Northants Herald & Post
- Front page in new format from 11 July 2013
- Type: Local newspaper
- Format: Tabloid
- Owner: Localworld
- Editor: Steve Scoles
- Founded: 1975; 51 years ago
- Ceased publication: 1 December 2016
- Language: English
- Headquarters: 4 Waterside Way, The Lakes, Northampton NN4 7XD
- Circulation: 45,582
- Price: Free
- Sister newspapers: Wellingborough, Rushden, Kettering and Corby Herald & Post; Market Harborough Herald & Post; Brackley & Towcester Herald & Post;
- Website: www.northampton-news-hp.co.uk

= Northampton Herald & Post =

Former British newspaper

Old front page format prior to 11 July 2013

The Northants Herald & Post was a local weekly newspaper distributed free of charge in Northampton, England, and the surrounding towns and villages.

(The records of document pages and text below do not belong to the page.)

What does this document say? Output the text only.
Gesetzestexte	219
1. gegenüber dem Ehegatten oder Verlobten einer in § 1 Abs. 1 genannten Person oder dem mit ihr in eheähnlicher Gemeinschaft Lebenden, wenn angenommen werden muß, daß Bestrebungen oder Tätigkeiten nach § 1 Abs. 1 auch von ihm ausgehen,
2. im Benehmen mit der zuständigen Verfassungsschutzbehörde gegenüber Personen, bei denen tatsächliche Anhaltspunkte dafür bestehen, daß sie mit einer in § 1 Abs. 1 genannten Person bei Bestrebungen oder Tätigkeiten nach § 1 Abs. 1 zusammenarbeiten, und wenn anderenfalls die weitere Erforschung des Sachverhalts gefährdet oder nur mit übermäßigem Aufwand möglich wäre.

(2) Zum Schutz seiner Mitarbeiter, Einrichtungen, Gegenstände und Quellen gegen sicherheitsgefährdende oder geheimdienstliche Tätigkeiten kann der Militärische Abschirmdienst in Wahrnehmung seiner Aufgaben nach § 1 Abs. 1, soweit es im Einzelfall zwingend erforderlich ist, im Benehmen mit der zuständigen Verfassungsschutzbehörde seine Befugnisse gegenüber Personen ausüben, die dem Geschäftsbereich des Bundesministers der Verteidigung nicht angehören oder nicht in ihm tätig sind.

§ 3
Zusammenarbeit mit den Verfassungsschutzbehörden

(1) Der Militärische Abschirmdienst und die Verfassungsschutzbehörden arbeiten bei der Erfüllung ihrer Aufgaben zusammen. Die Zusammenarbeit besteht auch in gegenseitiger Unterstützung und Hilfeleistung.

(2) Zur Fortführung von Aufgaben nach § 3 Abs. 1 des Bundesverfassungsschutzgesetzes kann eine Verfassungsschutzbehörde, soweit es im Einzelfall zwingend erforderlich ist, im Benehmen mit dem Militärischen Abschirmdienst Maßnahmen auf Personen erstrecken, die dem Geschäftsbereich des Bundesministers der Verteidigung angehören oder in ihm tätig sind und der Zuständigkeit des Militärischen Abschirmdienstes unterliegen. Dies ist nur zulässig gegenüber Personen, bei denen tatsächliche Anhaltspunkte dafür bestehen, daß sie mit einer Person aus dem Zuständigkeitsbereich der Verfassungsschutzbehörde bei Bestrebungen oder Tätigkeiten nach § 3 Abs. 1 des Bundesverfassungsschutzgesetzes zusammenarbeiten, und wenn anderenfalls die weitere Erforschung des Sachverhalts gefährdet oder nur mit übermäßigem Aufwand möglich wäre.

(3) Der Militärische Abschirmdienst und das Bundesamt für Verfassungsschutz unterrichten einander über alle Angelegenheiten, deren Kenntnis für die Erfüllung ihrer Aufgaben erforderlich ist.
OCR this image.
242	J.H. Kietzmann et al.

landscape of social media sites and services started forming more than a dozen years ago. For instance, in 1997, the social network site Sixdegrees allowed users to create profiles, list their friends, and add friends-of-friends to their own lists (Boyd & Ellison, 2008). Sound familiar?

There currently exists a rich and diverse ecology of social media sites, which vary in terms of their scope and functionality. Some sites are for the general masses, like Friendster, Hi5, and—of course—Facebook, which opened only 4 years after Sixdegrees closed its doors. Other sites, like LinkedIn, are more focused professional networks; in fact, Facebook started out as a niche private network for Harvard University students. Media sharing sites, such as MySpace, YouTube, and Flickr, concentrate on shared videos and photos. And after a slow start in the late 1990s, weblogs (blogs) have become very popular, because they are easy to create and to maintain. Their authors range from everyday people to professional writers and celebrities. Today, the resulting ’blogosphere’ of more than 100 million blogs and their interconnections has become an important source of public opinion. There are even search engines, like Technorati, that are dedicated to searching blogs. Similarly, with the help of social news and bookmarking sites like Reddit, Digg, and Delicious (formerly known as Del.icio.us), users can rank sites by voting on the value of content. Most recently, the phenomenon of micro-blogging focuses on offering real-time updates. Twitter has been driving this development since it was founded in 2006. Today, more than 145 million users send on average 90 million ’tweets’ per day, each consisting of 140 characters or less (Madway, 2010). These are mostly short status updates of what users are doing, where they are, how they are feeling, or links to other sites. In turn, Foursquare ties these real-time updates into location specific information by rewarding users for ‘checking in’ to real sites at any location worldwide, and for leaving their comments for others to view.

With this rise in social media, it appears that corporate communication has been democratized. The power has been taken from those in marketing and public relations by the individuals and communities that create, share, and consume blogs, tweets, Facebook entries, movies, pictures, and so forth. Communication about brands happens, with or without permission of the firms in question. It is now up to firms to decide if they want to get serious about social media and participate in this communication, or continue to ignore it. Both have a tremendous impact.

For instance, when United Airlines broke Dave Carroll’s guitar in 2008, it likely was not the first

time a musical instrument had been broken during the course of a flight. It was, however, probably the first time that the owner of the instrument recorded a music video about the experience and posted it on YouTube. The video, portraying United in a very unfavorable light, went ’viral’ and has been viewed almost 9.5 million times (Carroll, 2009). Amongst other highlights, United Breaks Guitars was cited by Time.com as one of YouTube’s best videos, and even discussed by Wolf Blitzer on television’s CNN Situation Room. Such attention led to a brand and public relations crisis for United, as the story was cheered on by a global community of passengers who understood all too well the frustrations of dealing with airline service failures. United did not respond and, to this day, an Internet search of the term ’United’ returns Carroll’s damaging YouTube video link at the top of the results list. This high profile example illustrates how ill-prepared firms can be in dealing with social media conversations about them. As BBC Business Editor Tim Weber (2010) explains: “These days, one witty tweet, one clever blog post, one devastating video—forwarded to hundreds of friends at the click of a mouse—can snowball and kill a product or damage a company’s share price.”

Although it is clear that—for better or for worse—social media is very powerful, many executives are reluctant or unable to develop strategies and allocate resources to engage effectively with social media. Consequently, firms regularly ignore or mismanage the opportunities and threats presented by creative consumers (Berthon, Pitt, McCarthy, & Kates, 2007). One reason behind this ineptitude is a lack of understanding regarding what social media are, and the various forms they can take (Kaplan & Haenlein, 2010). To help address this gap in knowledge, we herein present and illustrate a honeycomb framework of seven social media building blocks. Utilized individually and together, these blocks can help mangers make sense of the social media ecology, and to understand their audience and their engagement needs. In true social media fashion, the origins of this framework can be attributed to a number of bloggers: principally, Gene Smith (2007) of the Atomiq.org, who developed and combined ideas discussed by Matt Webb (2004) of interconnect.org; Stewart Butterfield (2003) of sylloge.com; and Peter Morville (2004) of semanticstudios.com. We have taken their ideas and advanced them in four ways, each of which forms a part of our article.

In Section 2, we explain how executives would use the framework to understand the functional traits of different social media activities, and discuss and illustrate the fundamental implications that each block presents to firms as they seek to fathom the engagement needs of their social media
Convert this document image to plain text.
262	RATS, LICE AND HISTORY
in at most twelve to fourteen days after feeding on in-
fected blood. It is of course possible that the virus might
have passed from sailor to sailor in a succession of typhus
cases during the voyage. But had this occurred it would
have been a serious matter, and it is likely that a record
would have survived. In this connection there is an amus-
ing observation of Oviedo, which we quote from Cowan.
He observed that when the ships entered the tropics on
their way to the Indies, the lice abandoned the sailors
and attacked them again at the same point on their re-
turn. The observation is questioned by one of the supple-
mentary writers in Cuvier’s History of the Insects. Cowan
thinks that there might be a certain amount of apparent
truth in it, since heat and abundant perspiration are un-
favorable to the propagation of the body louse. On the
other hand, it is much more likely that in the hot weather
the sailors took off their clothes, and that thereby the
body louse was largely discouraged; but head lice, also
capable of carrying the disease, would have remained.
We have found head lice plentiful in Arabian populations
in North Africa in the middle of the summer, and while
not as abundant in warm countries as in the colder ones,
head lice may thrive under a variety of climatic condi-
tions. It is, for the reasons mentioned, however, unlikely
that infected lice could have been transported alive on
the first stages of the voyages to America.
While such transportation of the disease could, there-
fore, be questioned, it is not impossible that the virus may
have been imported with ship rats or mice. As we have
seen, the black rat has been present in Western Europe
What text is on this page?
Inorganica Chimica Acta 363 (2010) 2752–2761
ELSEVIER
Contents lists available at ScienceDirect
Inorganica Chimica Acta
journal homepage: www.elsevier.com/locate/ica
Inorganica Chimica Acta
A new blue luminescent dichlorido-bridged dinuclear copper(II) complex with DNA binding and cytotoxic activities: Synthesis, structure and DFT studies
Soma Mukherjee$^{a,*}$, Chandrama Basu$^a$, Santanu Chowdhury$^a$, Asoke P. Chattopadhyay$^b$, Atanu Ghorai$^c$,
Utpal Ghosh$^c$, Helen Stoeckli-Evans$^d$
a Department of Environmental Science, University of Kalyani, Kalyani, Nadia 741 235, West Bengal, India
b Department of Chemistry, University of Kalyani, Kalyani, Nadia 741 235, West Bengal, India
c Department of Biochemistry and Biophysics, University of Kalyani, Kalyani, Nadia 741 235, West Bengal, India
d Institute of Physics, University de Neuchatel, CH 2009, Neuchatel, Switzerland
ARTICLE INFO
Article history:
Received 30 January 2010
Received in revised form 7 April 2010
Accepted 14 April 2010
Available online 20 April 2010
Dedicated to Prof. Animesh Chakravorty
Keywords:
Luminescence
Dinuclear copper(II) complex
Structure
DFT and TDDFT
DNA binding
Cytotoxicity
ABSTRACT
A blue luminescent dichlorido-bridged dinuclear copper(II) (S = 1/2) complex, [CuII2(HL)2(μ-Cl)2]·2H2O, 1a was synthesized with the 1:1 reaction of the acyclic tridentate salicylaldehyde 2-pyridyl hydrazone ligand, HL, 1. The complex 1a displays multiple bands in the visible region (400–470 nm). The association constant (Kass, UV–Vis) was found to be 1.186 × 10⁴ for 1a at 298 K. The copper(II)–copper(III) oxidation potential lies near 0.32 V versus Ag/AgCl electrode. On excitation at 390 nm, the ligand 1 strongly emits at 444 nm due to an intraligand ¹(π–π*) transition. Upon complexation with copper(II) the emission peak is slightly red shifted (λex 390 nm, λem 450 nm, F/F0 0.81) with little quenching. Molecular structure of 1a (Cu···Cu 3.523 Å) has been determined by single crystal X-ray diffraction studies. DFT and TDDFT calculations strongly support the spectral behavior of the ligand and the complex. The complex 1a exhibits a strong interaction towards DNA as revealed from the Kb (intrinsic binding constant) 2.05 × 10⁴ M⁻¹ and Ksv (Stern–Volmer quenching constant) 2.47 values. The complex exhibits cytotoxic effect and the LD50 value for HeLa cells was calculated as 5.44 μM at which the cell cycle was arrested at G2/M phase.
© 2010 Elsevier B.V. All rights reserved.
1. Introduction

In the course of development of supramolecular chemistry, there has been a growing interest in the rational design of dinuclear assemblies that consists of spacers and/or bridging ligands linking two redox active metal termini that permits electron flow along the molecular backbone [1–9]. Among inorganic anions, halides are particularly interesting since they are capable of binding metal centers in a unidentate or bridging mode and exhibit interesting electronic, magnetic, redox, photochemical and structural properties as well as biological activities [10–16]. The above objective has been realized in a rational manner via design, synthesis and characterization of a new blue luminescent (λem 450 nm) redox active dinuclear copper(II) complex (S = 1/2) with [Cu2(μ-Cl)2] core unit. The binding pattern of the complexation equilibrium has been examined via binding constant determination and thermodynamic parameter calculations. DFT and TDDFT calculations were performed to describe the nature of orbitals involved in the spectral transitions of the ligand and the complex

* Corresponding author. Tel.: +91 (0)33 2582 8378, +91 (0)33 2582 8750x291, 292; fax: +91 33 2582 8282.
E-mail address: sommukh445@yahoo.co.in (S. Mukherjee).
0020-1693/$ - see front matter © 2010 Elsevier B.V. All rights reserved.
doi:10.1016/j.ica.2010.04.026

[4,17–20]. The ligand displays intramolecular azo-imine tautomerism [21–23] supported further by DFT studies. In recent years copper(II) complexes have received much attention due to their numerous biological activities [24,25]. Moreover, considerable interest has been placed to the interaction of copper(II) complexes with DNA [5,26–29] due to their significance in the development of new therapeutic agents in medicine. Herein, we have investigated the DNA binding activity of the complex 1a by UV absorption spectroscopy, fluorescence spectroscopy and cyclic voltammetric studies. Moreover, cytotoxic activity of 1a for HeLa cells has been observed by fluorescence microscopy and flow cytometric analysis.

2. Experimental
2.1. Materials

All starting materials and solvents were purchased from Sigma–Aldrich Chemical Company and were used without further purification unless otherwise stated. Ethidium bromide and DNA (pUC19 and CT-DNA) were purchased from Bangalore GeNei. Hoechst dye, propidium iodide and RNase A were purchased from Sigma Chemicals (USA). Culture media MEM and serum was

The distribution also included the town of Towcester following the closure of local paid-for newspapers. It was closed by owners Trinity Mirror in December 2016.

==Publication history==
The newspaper was founded as the Northants Post in 1975 by a company managed by businessman and journalist Tony Boullemier, who worked for the Daily Express, where he was chief sub-editor. Boullemier was born in Newcastle and originally trained on news and sport with the Newcastle Journal.

Boullemier and his partners, his wife Marie, Ben Clingain, Richard Pinkham, and for the early years, Richard Meredith, expanded the operation into a group of 16 papers and magazines circulating nearly 400,000 copies a week throughout the east Midlands, before selling the titles to Thomson Regional Newspapers. The group was later sold to Trinity Mirror.

In 2008 Trinity Mirror carried out a shakeup of its UK Midlands operations seeking job cuts and integration. Trinity decided it would either close the title or sell it. The paper was acquired by LSN Media Ltd (LSN standing for Local Sunday Newspapers). LSN Media publish 13 newspapers across three counties, most of them in Northamptonshire and Bedfordshire. Iliffe News & Media Ltd are the owners of LSN (which was acquired in August 2005). Iliffe News & Media are in turn part of the family-owned Yattendon Group, which publishes three daily and nearly 30 weekly paid-for and freesheet newspapers across eastern and central England, notably the Cambridge News, the Burton Mail and the Hertfordshire Mercury series. The company dates back to 1840 and was originally a ribbonmakers.

The paper's offices were originally in Derngate, Northampton, until 2012, when they were relocated to Lakeside, an office park off the Bedford Road on the eastern outskirts of the town.

In January 2013 the Northampton Herald & Post became part of Localworld, which subsequently sold out to Trinity Mirror.

In January 2014 the paper's name was changed to the Northants Herald & Post.

On 1 December 2016 Trinity Mirror closed the title down.

==Other local papers==
The Herald & Post's main competitor was the weekly Northampton Mercury and Citizen, also delivered free with a circulation of 53,562. This was a cut-down version of the paid-for weekly Northampton Chronicle & Echo which has larger news and editorial sections.